Ex-gang member leads blanket drive for the homeless

Handing out blankets tribute to friend who was fatally shot

By Josh Shaffer
The News & Observer

RALEIGH, N.C. (AP) — Every year on Christmas Eve, Brandon Anderson travels to Moore Square with his car’s trunk full of blankets — alms for the homeless poor around downtown Raleigh.

For the next few nights, he finds the cold and needy on sidewalks outside the bank towers on Fayetteville Street or in the woods off South Saunders Street, huddled in makeshift camps for the holidays. Sometimes, he meets whole families seeking warmth. Once, he met a former stockbroker who fell to pieces after losing his wife and child in a house fire.
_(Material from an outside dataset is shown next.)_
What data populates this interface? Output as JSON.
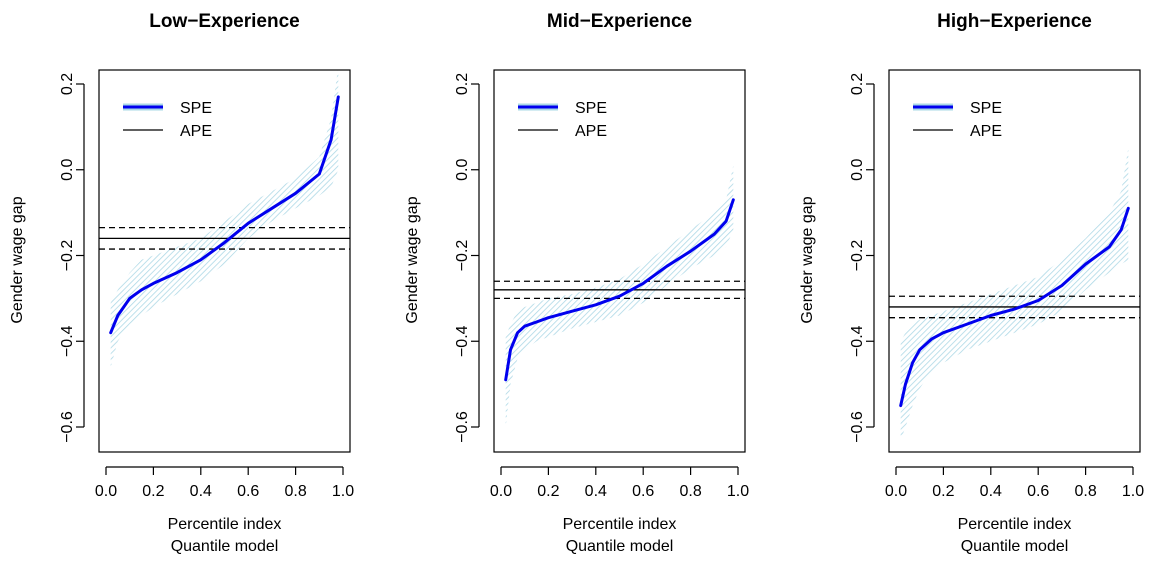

Anderson hands them all blankets until his supply of donations runs out. In the past three years, he estimates helping about 1,500 people — a total he plans to increase.

“Anybody in the community, anybody in the struggle, anybody going through changes in their life,” Anderson said. “My grandmother told me I had a good heart.”

For Anderson, 32, running a one-man charity represents a sharp turnaround. At age 13 or 14, he joined a Bloods gang on the south side of Raleigh.

By age 20, he was charged with three counts of attempted murder for a 2008 shooting outside a house on Greywood Drive. He pleaded guilty to felony assault and served five years in prison, the first of three stints behind bars.

He speaks openly now about the lifestyle that sucked him in, calling himself a product of his gritty environment growing up. He recalls how older gang members would come to his football games, when he played linebacker for Broughton High School, and try to talk him out of the gang world.

“’You’re telling me not to sell drugs when I’m struggling and my family got nothing,’ “ he said, recalling long-ago conversations. “’You selling drugs and seems like you’ve got everything.’
Once I started selling drugs, I realized I didn’t have everything.”

Change came for Anderson around 2014, when he and lifelong friend James Alston were driving through downtown, noticing the haggard men on benches around the downtown park. Alston hit on the blanket idea, but it took a while to materialize because both he and Anderson returned to prison before they could start.

Then in 2015, Alston was shot and killed on Quarry Street in Southeast Raleigh while trying to organize a gang truce. For Anderson, handing out blankets remains a tribute to his friend, a sign of his Christian faith and a permanent shedding of his gang-related past.

“I used to be embarrassed by it,” he said. “I thought people looked at me like I’m just a gang member or a person who shot people. But it wasn’t me no more.”

Given his gang background, people sometimes doubt Anderson’s sincerity, said Linden Smith White, his mentor at Step Up Ministry, a Raleigh nonprofit that offers job training and life skills. But Anderson never missed a weekly meeting there, she said, even with transportation issues.

He works full-time as a sheet metal fabricator in Knightdale, supporting his wife and three children while running his blanket collection.

“I just see him continue to grow,” she said. “I love that about him. He’s not super wealthy, he works 8 to 5, and he is still finding a way to give. We can all find ways.”

Moore Square is different this year after a $13 million face lift. The homeless population has largely drifted to other streets.

But Anderson knows where to find them, and he’ll make a cold sidewalk a little warmer.